Erick…um, Lux….would be Elvis, only uglier.
Kristy…uh, Poison…would be Scotty Moore, only prettier.
And the whole fucking thing would have to be mixed in with songs straight out of those movies they saw on the local Creature Feature horror show.
They called is rock music, but those that needed to put a new spin on such an old word called it “Psychobilly.”
Over the next thirty years the band this two formed barely moved an inch creatively. They didn’t need to, of course, because The Cramps would sound silly if they changed at all. It may have prevented them from garnishing the success that they most certainly deserved, but then again, what would have Ed Wood turned into had Plan 9 been a box office smash?
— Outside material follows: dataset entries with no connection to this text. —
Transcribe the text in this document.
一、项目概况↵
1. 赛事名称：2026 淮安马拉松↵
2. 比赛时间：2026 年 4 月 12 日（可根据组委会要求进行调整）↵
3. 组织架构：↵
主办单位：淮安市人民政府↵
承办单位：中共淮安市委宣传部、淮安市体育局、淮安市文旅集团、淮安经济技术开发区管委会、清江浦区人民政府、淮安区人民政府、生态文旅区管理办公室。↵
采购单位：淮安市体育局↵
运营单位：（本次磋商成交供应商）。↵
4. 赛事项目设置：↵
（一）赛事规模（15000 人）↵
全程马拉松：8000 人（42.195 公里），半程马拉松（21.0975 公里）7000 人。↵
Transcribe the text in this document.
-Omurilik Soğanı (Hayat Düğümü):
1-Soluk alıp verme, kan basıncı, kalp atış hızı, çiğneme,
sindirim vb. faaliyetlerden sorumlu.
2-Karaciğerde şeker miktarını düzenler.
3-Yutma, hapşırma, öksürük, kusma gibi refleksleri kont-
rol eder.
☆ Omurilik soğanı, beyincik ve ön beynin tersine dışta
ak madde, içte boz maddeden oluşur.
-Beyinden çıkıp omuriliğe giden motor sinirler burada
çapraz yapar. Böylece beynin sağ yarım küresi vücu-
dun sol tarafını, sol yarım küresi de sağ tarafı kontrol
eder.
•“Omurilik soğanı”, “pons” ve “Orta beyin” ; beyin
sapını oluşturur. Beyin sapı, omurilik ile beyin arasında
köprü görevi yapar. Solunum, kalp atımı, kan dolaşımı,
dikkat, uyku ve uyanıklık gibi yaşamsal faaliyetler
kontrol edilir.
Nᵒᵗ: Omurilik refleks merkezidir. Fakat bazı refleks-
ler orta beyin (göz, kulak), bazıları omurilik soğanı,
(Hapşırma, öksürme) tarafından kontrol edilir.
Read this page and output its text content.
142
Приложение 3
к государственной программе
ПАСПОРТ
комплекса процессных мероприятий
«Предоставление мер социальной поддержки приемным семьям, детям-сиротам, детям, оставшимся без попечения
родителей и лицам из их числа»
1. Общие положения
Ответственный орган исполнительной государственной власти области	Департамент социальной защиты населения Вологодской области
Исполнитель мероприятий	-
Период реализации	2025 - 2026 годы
He wouldn’t have been Ed Wood, that’s for sure.
For anyone that saw the movie Urgh! A Music War, the first thing mentioned was Lux’s performance. Ms. Ivy played a primitive guitar pattern and drummer Knick Knocks laid down a repetitive shuffle. Lux commanded the stage and urged everyone to “tear this damn place up!” When the crowd didn’t oblige his wishes, Lux threw himself on the floor, hit himself with the microphone and eventually placed the entire head of it down his throat, screaming while it was lodged deep inside his gullet.
It was amazing.
It was memorable.
And now, that memory…along with any others that you may have been fortunate enough to see…is all we will have of Lux.